The researchers call the study of these relationships "social ecology." To test their hypothesis, researchers compared friendships of college students at the University of Kansas with those at four smaller colleges in eastern and central Kansas. They handed out surveys to pairs of students they found in public places that asked about their attitudes concerning various social issues. Researchers then looked at similarities between the friends at all schools and concluded that because people at larger universities are able to "choose among greater variety, they will also be able to match their interests and activities to partners more closely" than people at smaller schools. They hypothesized: "Greater human diversity within an environment will lead to less personal diversity within" human pairs.

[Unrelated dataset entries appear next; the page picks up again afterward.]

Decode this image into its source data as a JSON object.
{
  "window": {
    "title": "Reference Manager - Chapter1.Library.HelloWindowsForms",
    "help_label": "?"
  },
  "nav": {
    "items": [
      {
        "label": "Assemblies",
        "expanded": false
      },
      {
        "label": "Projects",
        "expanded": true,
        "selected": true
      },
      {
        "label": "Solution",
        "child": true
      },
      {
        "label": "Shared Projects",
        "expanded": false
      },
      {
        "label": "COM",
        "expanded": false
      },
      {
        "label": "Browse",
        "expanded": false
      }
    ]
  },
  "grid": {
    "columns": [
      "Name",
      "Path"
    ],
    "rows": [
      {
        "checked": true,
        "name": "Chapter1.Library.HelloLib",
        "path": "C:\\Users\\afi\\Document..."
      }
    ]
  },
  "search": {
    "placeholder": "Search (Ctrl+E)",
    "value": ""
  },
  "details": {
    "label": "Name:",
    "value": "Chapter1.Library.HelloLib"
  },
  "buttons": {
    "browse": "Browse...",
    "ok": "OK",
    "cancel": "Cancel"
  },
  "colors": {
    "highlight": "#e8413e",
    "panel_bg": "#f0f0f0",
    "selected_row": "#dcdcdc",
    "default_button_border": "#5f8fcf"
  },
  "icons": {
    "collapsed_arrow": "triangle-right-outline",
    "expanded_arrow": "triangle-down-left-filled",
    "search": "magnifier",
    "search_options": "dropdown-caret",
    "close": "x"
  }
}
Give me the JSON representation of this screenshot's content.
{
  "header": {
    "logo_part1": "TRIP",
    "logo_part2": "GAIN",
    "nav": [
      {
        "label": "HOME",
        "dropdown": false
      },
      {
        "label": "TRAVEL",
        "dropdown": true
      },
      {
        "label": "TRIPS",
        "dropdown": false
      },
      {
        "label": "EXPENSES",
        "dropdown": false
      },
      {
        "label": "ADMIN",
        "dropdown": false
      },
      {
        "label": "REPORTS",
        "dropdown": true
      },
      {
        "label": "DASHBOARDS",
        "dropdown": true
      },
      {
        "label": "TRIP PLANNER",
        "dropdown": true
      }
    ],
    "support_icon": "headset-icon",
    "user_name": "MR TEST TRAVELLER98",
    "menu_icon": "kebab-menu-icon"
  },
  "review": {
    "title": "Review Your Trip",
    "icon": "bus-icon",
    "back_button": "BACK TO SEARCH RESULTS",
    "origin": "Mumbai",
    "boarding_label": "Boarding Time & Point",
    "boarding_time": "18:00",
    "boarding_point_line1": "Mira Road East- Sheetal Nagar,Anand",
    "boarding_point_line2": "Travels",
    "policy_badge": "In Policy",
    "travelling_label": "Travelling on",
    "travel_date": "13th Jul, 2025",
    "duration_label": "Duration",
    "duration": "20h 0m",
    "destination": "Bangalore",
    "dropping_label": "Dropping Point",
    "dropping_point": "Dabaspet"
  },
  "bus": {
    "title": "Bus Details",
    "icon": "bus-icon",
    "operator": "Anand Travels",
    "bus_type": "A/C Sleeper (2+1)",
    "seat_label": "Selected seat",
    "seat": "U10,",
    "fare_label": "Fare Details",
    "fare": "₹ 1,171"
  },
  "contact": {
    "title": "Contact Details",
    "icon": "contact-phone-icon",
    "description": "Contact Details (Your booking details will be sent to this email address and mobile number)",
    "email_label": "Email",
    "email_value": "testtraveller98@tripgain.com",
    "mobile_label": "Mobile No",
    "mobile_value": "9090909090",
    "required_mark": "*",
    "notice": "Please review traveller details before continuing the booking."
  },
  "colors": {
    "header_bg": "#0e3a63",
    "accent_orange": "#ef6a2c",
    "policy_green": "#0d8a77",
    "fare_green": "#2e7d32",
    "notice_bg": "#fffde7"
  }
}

Ardery writes that social ecology is an exciting field of research that is "of special interest to those of us trying to understand what, for good and ill, characterizes life in rural places." She makes her own observations from life in Smithville, Tex., where everyone "assumed diverse roles and dual occupations" that were both seen as legitimate by locals. She wonders if social ecology of small communities leads to greater inner diversity. "With many roles to fill and fewer people to assume them, small towns may tolerate or actually encourage dual working identities, even when such identities clash." (Read more)

Ardery's piece directly relates to the excellent book published in 2008 by her husband, Bill Bishop: The Big Sort: Why the Clustering of Like-Minded America is Tearing us Apart. The introduction of the book describes how Ardery and Bishop picked a neighborhood in Austin, Tex., "filled with Democrats" like themselves without even trying. The book explains how and why millions more Americans have done likewise.